Researchers have also examined the susceptibility of people with autism to a range of optical illusions. This research seems to indicate that people with autism don't experience visual size illusions. This finding is consistent with the idea that autism involves an excessive focus on details. These findings have recently been contradicted. Recent research, which included the Jastrow illusion, placed these findings in doubt.

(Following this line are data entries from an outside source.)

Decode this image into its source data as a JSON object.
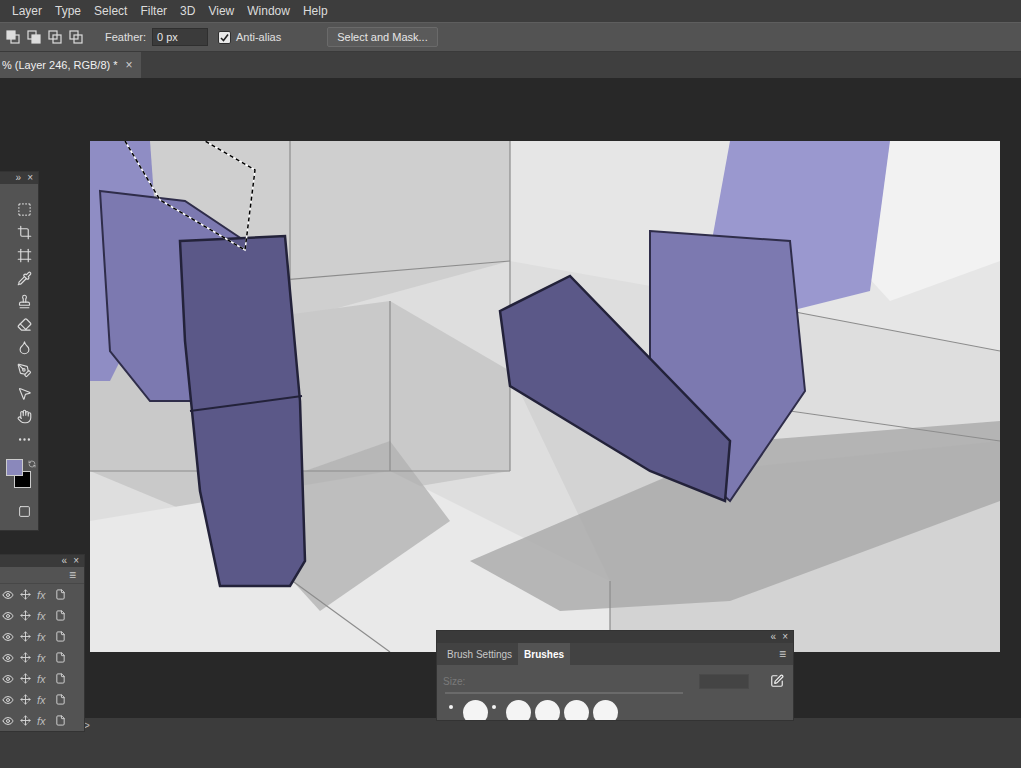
{
  "menu": [
    {
      "label": "Layer"
    },
    {
      "label": "Type"
    },
    {
      "label": "Select"
    },
    {
      "label": "Filter"
    },
    {
      "label": "3D"
    },
    {
      "label": "View"
    },
    {
      "label": "Window"
    },
    {
      "label": "Help"
    }
  ],
  "options": {
    "feather_label": "Feather:",
    "feather_value": "0 px",
    "anti_alias": {
      "label": "Anti-alias",
      "checked": true
    },
    "button": "Select and Mask..."
  },
  "document_tab": {
    "title": "% (Layer 246, RGB/8) *",
    "close": "×",
    "selected": true
  },
  "tools_panel": {
    "collapse": "»",
    "close": "×",
    "foreground_color": "#8a88bb",
    "background_color": "#000000"
  },
  "layers_panel": {
    "collapse": "«",
    "close": "×",
    "menu": "≡",
    "rows": [
      {
        "visible": true,
        "fx": "fx"
      },
      {
        "visible": true,
        "fx": "fx"
      },
      {
        "visible": true,
        "fx": "fx"
      },
      {
        "visible": true,
        "fx": "fx"
      },
      {
        "visible": true,
        "fx": "fx"
      },
      {
        "visible": true,
        "fx": "fx"
      },
      {
        "visible": true,
        "fx": "fx"
      }
    ]
  },
  "brush_panel": {
    "collapse": "«",
    "close": "×",
    "menu": "≡",
    "tabs": [
      {
        "label": "Brush Settings",
        "selected": false
      },
      {
        "label": "Brushes",
        "selected": true
      }
    ],
    "size_label": "Size:",
    "size_disabled": true,
    "presets": [
      {
        "kind": "dot"
      },
      {
        "kind": "round"
      },
      {
        "kind": "dot"
      },
      {
        "kind": "round"
      },
      {
        "kind": "round"
      },
      {
        "kind": "round"
      },
      {
        "kind": "round"
      }
    ]
  },
  "bottom_bar": {
    "expand": ">"
  }
}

The Jastrow illusion has been used to see whether young children are deceived by geometric optical illusions. Researchers used ring segments that were not equal in size so they could simulate both illusionary and real size differences. They showed the two segments in three configurations. The smaller shaded smaller segment was placed on top to emphasise the difference in size. In the other positions, the smaller piece was placed below or above the larger piece to create the illusion it is bigger. The children were asked to play a game called "Big and Little" and point out which segment was really bigger than the other. In a second version of the test the kids were asked to point out which one looks bigger. The results show that children from the age of five are capable of distinguishing between real differences in size and an apparent difference.